Subject:  Derivatives
Question:  A particle moves along a line so that at any time t its position is given by x(t)=2(pi)t+cos2(pi)t.
(a) Find the velocity at time t.
(b) Find the acceleration at time t.
(c) What are all values of t, in  0 <=  t <= 3, for which the particle is at rest?
(d) What is the maximum velocity?

I know that I need to find the derivative for the velocity at time t, but I am unsure of how to find acceleration.  Also, how do I get to find the maximum velocity?  I am in AP Calc now, and we are studying derivatives and relative extrema.
......................................
Hi, Gina,

Thank you for reading my instructions; you wouldn't believe how many people pay no attention.

If x(t) = 2 pi t+  cos(2 pi t),
then v(t) is the derivative of x(t) and  a(t) is the derivative of v(t) [the second derivative.]

So  v(t) = x'(t) =  2 pi - 2pi sin(2 pi t)

a(t) = v'(t) = x''(t) =  - 4 pi^2 cos (2 pi t)

Now we can get to work.
......................
(c) What are all values of t, in  0 <=  t <= 3, for which the particle is at rest?

AT REST means  v = 0.

Set 2 pi - 2pi sin(2 pi t) = 0 and solve.

2 pi = 2pi sin(2 pi t)

1 = sin(2 pi t)

Now  sin theta = 1 if  theta =  pi/2, 5pi/2, 9pi/2,...

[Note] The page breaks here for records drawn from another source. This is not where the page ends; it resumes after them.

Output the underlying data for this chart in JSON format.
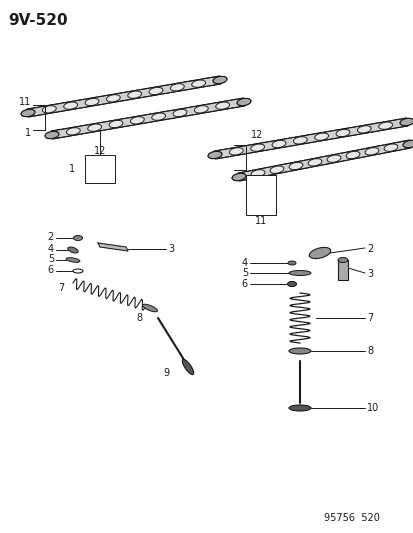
{
  "title": "9V-520",
  "footer": "95756  520",
  "bg_color": "#ffffff",
  "title_fontsize": 11,
  "footer_fontsize": 7,
  "label_fontsize": 7.5,
  "line_color": "#1a1a1a",
  "part_color": "#555555",
  "part_edge": "#111111",
  "shaft_color": "#444444",
  "lobe_face": "#e8e8e8",
  "lobe_edge": "#222222"
}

Set 2 pi t = pi/2, 5pi/2, 9pi/2, ...
Cancel the pi,
2t = 1/2, 5/2, 9/2, ...

AND  t = 1/4, 5/4, 9/4, and some larger numbers.

...................

(d) What is the maximum velocity?

You achieve max velocity when  a(t) = 0.

Set - 4 pi^2 cos (2 pi t) = 0

cos (2 pi t) = 0

Now cos theta = 0 if  theta = pi/2, 3pi/2, and more values that we don't need right now.

Set  2 pi t = pi/2,  3pi/2

Then  t = 1/4, 3/4.

That's WHEN you get your max velocity.  What is it?  Plug them in:

v(t) =  2 pi - 2pi sin(2 pi t)

v(1/4) =  2 pi - 2pi sin(2 pi (1/4))
v(1/4) =  2 pi - 2pi sin(pi/2)
v(1/4) =  2 pi - 2pi (1) = 0  << That is NOT your max velocity.

v(3/4) =  2 pi - 2pi sin(2 pi (3/4))
v(3/4) =  2 pi - 2pi sin(3pi/4))
v(3/4) =  2 pi - 2pi(-1) = 4 pi  << That should be your max.

BUT be a good girl and check out the endpoints:

t = 0:  v(0) = 2 pi(0) - 2pi sin(0) = 0.

t = 3:  v(0) = 2 pi(3) - 2pi sin(6pi) = 2pi( 3 - 1) = 4 pi, also a max.